European member states' CERTs are still not proactively detecting and preventing enough threats and they must improve cross-border data sharing and co-operation to be more effective in future, according to the latest report from the EU's security agency Enisa.
The Proactive detection of network security incidents report highlighted several shortcomings of most CERTs in the region which it studied, including the under-reporting of DDoS and targeted attacks; a lack of automation, sandbox analysis and honeypot deployments; and data quality problems.
"The study has identified that CERTs are currently not fully utilising all possible external sources at their disposal – despite their wide availability and relative ease of use, and despite the fact that many CERTs declare their readiness to adopt new sources of information," the report found.

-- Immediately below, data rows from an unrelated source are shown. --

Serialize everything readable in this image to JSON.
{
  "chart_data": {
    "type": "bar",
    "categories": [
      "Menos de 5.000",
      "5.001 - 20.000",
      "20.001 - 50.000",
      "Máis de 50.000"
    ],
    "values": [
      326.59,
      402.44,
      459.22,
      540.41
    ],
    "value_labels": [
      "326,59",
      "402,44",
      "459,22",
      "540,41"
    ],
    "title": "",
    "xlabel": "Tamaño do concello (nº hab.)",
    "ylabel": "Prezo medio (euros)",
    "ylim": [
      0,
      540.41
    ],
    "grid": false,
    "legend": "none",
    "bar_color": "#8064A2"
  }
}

"Similarly, a large number of CERTs do not collect incident data about other constituencies. Even those that do, often do not share this data with other CERTs. This is an area of concern as exchange of such information is key to the effective combating of malware and malicious activities and is extremely important in a cross-border environment."

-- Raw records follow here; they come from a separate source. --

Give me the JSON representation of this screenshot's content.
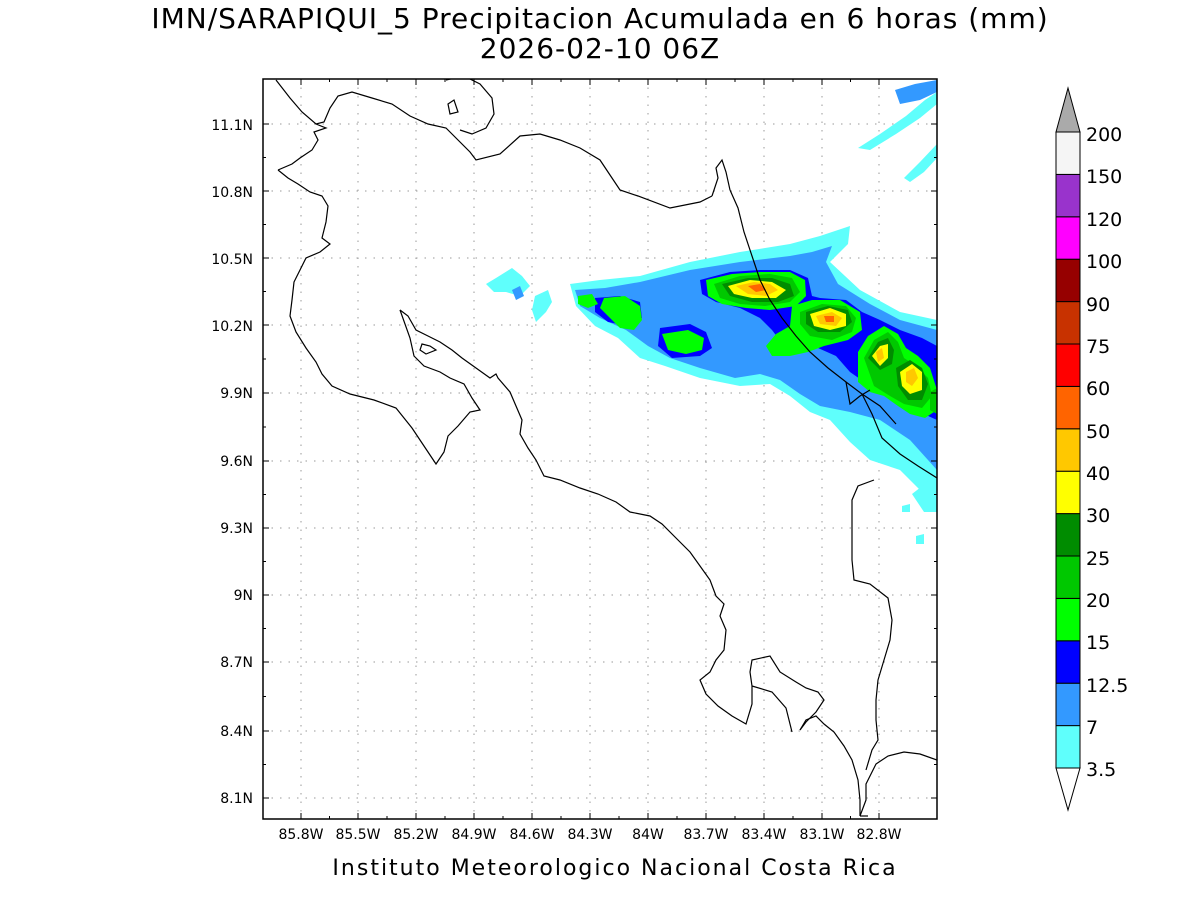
{
  "title": {
    "line1": "IMN/SARAPIQUI_5 Precipitacion Acumulada en 6 horas (mm)",
    "line2": "2026-02-10 06Z"
  },
  "footer": "Instituto Meteorologico Nacional Costa Rica",
  "axes": {
    "lat_ticks": [
      "11.1N",
      "10.8N",
      "10.5N",
      "10.2N",
      "9.9N",
      "9.6N",
      "9.3N",
      "9N",
      "8.7N",
      "8.4N",
      "8.1N"
    ],
    "lon_ticks": [
      "85.8W",
      "85.5W",
      "85.2W",
      "84.9W",
      "84.6W",
      "84.3W",
      "84W",
      "83.7W",
      "83.4W",
      "83.1W",
      "82.8W"
    ]
  },
  "legend": {
    "labels": [
      "3.5",
      "7",
      "12.5",
      "15",
      "20",
      "25",
      "30",
      "40",
      "50",
      "60",
      "75",
      "90",
      "100",
      "120",
      "150",
      "200"
    ],
    "colors": [
      "#5ffffc",
      "#3399ff",
      "#0000ff",
      "#00ff00",
      "#00c800",
      "#008c00",
      "#ffff00",
      "#ffc800",
      "#ff6400",
      "#ff0000",
      "#c83200",
      "#960000",
      "#ff00ff",
      "#9933cc",
      "#f5f5f5"
    ],
    "arrow_colors": {
      "low": "#ffffff",
      "high": "#aaaaaa"
    }
  }
}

The report makes recommendations for each of the 16 shortcomings it highlighted in the process of incident detection, including improving data quality by screening for false positives and assigning validity indicators to information streams.

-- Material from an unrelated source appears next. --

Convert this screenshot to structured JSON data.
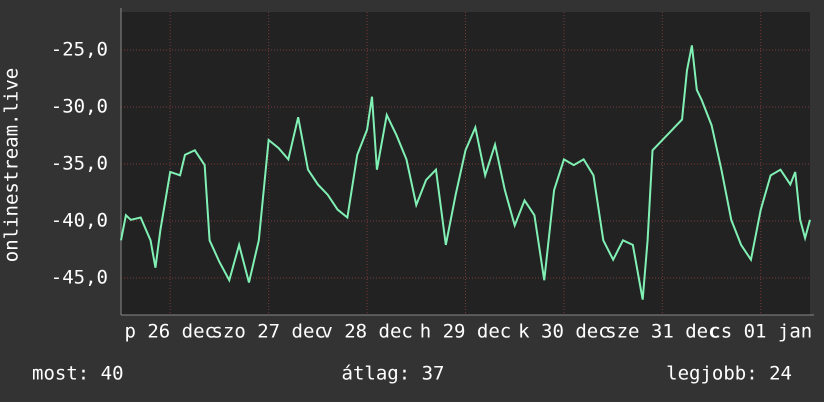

Alongside the technical issues discovered were legal and organisational.
Data such as IP addresses, URLs and timestamps, which are an important part of any incident report, are in some jurisdictions and contexts considered personally identifiable information and therefore subject to certain legal conditions, according to Enisa.
"This impacts not only the possibility of sharing data with others, but in some cases means that CERTs are unable to receive data feeds from third parties," the report said.
"In fact, during the expert group meeting some vendors reported that they have experienced cases where CERTs refused to receive incident data concerning their constituency because of legal considerations."
Enisa said it will be conducting another study on this specific area soon.